The Asia-based U.S. Navy 7th Fleet acknowledged the conflict, but struck a cautious tone on Thursday. Officials declined comment on whether the standoff had affected any naval missions.
“The role of the U.S. Navy forces in the Pacific is to promote security and stability, while also being prepared and ready to execute any missions at any time as directed by leadership,” the 7th Fleet released in a statement. “Any provocative or unilateral actions taken by one country could jeopardize the peace and security in the region.”
Last month, President Barack Obama visited Japan, Malaysia and the Philippines, all of whom have territorial disputes with China. Obama called upon Beijing to resolve its claims without “coercion and intimidation” during a press conference in Manila.
Chinese officials dismissed the U.S. response.
Hua told reporters Thursday in Beijing that the U.S. has no right to make unwarranted remarks on China’s sovereign rights and that drilling is “normal and legal,” according to The Associated Press.
China’s relationship with the U.S. military in the Asia-Pacific region has proven rocky in recent years. Chinese ships surrounded the surveillance ship USNS Impeccable in 2009 when it operated in international waters about 75 miles from China’s coastline. For years afterward, Navy officials accused China of shadowing 7th Fleet ships and blocking their passage.
In 2010 and 2011, China canceled military-to-military exchanges with the U.S. following scheduled arms deals with Taiwan.
The military-to-military relationship has shown signs of improvement lately. China is participating in the U.S.- hosted, multinational RIMPAC exercise in Hawaii next month. Top Navy officials were also on hand in Qingdao last month to agree on rules of conduct in international waters. And last month, Defense Secretary Chuck Hagel became the first foreign official to tour China’s new aircraft carrier.
However, it’s a slow-moving relationship compared to the ties that some Southeast Asian nations are building with Washington. The Philippines recently signed an accord that will allow U.S. military use of Philippine bases for 10 years. Last month, Vietnam conducted its first at-sea search-and-rescue mission with the USS McCain. The two nations have also been engaging in exercises since 2010.
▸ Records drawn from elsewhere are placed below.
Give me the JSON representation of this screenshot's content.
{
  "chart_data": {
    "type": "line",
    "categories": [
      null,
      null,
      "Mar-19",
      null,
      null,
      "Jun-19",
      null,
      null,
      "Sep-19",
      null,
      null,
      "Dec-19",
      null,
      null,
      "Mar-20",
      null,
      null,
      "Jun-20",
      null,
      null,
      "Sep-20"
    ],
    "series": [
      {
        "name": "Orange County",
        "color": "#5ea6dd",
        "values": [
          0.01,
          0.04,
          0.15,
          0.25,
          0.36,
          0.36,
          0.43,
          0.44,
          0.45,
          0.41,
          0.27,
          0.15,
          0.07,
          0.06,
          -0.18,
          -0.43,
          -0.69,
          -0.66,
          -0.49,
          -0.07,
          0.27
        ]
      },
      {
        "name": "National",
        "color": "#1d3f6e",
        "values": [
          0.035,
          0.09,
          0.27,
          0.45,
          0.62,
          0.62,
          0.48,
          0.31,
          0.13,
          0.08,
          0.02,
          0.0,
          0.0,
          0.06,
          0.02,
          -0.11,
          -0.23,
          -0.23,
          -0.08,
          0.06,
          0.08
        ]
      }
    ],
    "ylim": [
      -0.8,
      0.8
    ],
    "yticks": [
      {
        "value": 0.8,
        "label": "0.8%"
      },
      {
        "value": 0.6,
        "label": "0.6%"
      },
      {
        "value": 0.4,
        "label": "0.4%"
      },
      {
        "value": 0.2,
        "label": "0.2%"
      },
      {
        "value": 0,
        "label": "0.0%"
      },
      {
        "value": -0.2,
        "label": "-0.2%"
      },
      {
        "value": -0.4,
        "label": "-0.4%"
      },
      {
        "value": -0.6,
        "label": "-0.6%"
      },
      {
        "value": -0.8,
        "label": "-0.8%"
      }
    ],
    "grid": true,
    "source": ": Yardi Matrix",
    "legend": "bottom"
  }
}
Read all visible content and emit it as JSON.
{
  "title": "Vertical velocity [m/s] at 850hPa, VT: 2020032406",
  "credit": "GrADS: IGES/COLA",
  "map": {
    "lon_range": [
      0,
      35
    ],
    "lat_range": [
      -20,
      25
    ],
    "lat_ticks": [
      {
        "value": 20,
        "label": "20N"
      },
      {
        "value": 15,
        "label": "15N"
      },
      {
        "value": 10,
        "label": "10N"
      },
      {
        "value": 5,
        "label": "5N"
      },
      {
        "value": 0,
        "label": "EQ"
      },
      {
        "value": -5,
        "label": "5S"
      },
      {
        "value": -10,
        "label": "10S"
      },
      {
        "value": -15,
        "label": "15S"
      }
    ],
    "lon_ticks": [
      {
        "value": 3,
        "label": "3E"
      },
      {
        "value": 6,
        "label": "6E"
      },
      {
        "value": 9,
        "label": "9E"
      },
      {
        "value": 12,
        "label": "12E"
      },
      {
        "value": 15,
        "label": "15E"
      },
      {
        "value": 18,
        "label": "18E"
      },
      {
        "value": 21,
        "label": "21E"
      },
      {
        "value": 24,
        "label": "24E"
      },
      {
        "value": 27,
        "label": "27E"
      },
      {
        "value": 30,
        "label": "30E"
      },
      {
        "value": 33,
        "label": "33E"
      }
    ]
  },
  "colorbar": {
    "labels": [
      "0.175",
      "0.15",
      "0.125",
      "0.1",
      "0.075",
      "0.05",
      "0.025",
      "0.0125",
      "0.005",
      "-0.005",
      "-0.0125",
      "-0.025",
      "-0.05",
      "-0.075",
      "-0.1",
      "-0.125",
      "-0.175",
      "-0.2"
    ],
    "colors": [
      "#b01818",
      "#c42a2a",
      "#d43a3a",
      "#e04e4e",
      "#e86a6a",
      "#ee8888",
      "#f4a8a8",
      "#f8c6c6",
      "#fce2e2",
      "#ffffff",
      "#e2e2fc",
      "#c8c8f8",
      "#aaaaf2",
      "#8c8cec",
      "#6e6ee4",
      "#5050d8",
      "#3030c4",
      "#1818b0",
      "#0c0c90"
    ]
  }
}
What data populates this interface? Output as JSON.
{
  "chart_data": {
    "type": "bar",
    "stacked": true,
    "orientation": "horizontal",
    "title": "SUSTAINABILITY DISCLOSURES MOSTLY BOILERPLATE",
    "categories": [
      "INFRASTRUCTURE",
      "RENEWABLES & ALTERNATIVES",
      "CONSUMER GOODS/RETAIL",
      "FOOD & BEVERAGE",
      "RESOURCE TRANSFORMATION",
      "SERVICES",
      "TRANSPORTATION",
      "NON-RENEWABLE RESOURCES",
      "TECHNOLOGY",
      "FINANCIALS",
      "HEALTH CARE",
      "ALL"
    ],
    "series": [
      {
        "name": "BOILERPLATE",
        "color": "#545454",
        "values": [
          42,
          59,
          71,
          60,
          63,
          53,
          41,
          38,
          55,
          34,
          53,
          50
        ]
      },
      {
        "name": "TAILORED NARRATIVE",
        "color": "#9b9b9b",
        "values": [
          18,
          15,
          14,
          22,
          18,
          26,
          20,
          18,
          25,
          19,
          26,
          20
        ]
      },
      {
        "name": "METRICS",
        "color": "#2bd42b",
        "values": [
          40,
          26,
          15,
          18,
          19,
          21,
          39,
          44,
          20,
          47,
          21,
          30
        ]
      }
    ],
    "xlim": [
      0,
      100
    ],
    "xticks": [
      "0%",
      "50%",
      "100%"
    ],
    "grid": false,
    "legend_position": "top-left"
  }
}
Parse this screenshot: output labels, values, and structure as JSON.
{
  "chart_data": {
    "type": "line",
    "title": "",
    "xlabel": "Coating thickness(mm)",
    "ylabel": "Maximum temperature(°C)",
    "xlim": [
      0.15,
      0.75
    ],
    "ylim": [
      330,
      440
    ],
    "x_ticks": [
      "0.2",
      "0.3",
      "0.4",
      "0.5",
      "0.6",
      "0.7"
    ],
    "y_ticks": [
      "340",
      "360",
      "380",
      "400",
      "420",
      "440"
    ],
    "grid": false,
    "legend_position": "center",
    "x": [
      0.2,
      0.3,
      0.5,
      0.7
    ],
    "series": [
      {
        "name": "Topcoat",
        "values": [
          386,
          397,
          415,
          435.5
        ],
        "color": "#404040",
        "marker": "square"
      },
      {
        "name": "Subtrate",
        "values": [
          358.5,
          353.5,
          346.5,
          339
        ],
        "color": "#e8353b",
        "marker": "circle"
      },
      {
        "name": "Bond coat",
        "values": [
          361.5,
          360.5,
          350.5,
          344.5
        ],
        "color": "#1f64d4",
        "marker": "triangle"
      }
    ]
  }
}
“The complexity of [Naval Engagement Activity] Vietnam has increased in a measured, incremental way since this engagement began,” said Lt. Cmdr. Clay Doss, a spokesman for Commander Task Force 73 in Singapore. “We look forward to making next year’s NEA more complex in ways that will enhance our ability to operate with confidence in the maritime domain.”
It’s unlikely that Vietnam would move toward a Philippine-style agreement with the U.S. military forces, said Euan Graham, senior fellow with the Rajaratnum School of International Studies in Singapore.
However, “it would certainly add to the argument of those who would want to press for a closer relationship with the United States,” Graham said.
While the next moves in the China-Vietnam standoff are unpredictable, Graham notes that neither side wants to be the one that fires the first live round.
Both face unique pressures. Vietnam cannot accept oil drilling in what they perceive as their exclusive economic zone indefinitely; meanwhile, China is under pressure to deliver results for its deep water oil rig and unlikely to budge, Graham said.
“I think you don’t move a billion dollar rig into a drilling position and tow it out at the first sign of resistance,” Graham said.
Deploying it about 225 miles from its Hainan Island military bases may be the first step in wider deployments around the disputed sea, Graham added.